Heather Kulik smiles in an outdoor setting.

The Kulik group leverages multi-scale modeling, electronic structure calculations, and machine learning for the discovery of new molecules and mechanisms in a range of materials from metal-organic frameworks to enzymes and organometallics.

Office

66-464

Administrative Assistant

Hannah Cross

Assistant Phone

617-258-0398

Heather J. Kulik

Associate Professor of Chemistry and Chemical Engineering

Research Areas

Office

66-464

Administrative Assistant

Hannah Cross

Assistant Phone

617-258-0398

In recent years, theoretical chemistry has transformed our understanding of the world around us through efficient and accurate calculation of materials properties and catalytic rates or mechanisms. Nevertheless, outstanding challenges remain in going beyond understanding to the computational design of new materials and the prediction of new mechanisms. This is especially true in challenging materials spaces such as open-shell transition metal chemistry where electronic structure calculations with density functional theory (DFT) are both needed, due to the relatively large number of electrons to consider, but in practice likely lack sufficient accuracy for design. Our group is tackling the development of new systematically improvable methods, from systematic multi-scale modeling to machine learning, to enable computational design and mechanistic prediction in open-shell transition metal chemistry.
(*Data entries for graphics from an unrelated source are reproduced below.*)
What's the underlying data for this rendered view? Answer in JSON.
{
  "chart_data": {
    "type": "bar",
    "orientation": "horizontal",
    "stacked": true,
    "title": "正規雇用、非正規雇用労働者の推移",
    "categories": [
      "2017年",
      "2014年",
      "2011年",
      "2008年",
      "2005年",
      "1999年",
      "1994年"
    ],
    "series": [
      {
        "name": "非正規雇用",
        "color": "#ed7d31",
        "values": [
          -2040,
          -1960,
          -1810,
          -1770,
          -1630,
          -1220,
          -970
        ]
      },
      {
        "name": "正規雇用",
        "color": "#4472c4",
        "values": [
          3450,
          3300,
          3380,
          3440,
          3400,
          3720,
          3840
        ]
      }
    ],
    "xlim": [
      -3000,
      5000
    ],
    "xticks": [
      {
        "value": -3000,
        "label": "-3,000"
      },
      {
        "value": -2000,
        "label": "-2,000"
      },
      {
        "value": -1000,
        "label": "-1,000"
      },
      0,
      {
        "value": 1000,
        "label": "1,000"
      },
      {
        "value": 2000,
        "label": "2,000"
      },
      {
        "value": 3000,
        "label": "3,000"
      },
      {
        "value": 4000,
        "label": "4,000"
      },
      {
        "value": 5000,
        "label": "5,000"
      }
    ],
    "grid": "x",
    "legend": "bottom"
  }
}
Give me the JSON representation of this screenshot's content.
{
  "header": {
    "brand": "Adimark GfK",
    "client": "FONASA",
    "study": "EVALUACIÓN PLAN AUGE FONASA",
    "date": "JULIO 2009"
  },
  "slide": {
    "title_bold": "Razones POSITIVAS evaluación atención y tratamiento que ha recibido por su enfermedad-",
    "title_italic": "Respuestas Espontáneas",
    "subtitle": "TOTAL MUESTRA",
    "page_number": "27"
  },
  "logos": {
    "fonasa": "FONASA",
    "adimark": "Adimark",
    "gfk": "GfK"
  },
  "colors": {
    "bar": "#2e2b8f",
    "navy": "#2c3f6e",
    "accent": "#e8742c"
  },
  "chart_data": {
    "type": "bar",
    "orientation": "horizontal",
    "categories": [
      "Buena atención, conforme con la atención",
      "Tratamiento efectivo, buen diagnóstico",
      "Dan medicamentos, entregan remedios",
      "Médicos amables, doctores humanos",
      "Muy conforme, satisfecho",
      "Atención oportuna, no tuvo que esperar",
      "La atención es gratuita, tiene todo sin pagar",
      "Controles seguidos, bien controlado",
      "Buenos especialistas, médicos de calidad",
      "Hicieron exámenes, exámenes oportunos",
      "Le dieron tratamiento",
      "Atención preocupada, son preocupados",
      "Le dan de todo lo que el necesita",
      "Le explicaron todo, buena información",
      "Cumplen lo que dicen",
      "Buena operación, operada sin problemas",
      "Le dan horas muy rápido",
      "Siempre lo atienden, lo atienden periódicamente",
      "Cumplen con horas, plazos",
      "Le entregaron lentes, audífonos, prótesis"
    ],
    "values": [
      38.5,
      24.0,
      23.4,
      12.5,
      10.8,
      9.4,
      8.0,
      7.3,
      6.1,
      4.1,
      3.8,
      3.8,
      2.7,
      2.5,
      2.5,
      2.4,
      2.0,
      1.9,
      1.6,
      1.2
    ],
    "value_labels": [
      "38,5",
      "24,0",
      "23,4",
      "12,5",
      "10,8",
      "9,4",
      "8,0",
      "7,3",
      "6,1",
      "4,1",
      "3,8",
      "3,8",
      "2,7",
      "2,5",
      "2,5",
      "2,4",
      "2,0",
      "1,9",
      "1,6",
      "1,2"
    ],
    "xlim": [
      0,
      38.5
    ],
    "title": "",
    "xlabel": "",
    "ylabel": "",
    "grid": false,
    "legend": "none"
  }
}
We expect these tools to advance the role of computational chemistry in the physical sciences.

Machine learning accelerated materials discovery

The number of molecules and materials that could potentially be studied far outpaces what is tractable for experiments and even for fast electronic structure calculations. A smarter approach to materials design that bypasses traditional trial and error is needed. Our group is developing computational workflows and novel representations for the machine learning (ML)-accelerated discovery of new transition metal complexes and metal–organic frameworks. In most real-world design challenges, multiple trade-offs between desired properties are apparent, and the time to discovery is dictated by the fact that it is difficult to find a single material that satisfies all design objectives. Using multi-objective Bayesian optimization techniques, we are accelerating traditional discovery approaches by factors of 1000 or more, identifying exceptional materials from millions of candidates for applications from energy storage to catalysis and photoactive materials. We are pairing machine learning models trained on DFT data with models trained on experimental data from the literature to inform our computational workflows about what is experimentally realizable. These tools have the promise of transforming the time to discovery from decades to weeks.

Enzyme catalysis

Enzymes catalyze nearly every reaction in the cell with exquisite selectivity and unprecedented rate enhancement in comparison to non-biological catalysts, and understanding enzyme dysfunction is essential to improving human health. Computational modeling has played an essential role in revealing the mechanism of newly discovered enzymes and identifying when subtle changes in enzyme structure lead to divergent mechanisms. Nevertheless, the large size of enzymes (ca. thousands of atoms) and the slow time scale over which protein motions occur (ca. picoseconds to seconds) mandate careful choices in balancing cost and accuracy in enzyme modeling, which can influence computational predictions. Our lab aims to understand and overcome the limitations of computational modeling by developing systematic modeling techniques to achieve predictive chemical accuracy in enzyme catalysis. We use these techniques to identify when seemingly similar enzymes catalyze divergent reactions or how enzymes use their distinct architectures to catalyze the same reaction on divergent substrates. This work is aided by high-throughput screening workflows that allow us to study enzymes with both unprecedented accuracy and at larger scale. Much of this work is carried out in close collaboration with enzymologists to aid mechanistic understanding in biological catalysis. Using the knowledge derived from these large-scale studies, we will leverage what we learn about enzymes to design biomimetic catalysts.

Making theoretical chemistry autonomously improvable

Traditional quantum chemical studies have been undertaken typically by carrying out small-scale studies of well-known materials in which careful benchmarking against experiment or higher levels of theory is often possible. In the discovery of new materials and mechanisms, such benchmarks are seldom available. Thus, it becomes essential to have techniques that detect when methods are insufficiently accurate in new materials spaces. We are addressing this challenge through the development of artificial intelligence models that detect the presence of difficult multi-reference character that would limit the applicability of more common methods (i.e., DFT). We have also used properties of the quantum mechanical wavefunction to build a density functional “recommender” that can select the best method for a given compound and property. We are also identifying low-cost strategies for the prediction of high-quality energetics at DFT cost or lower using novel machine learning model representations. Through a judicious combination of machine learning models and novel wavefunction descriptors, these workflows will soon have the same capability to make decisions about which calculations to run that normally takes years for experts to acquire through sufficient experience and intuition.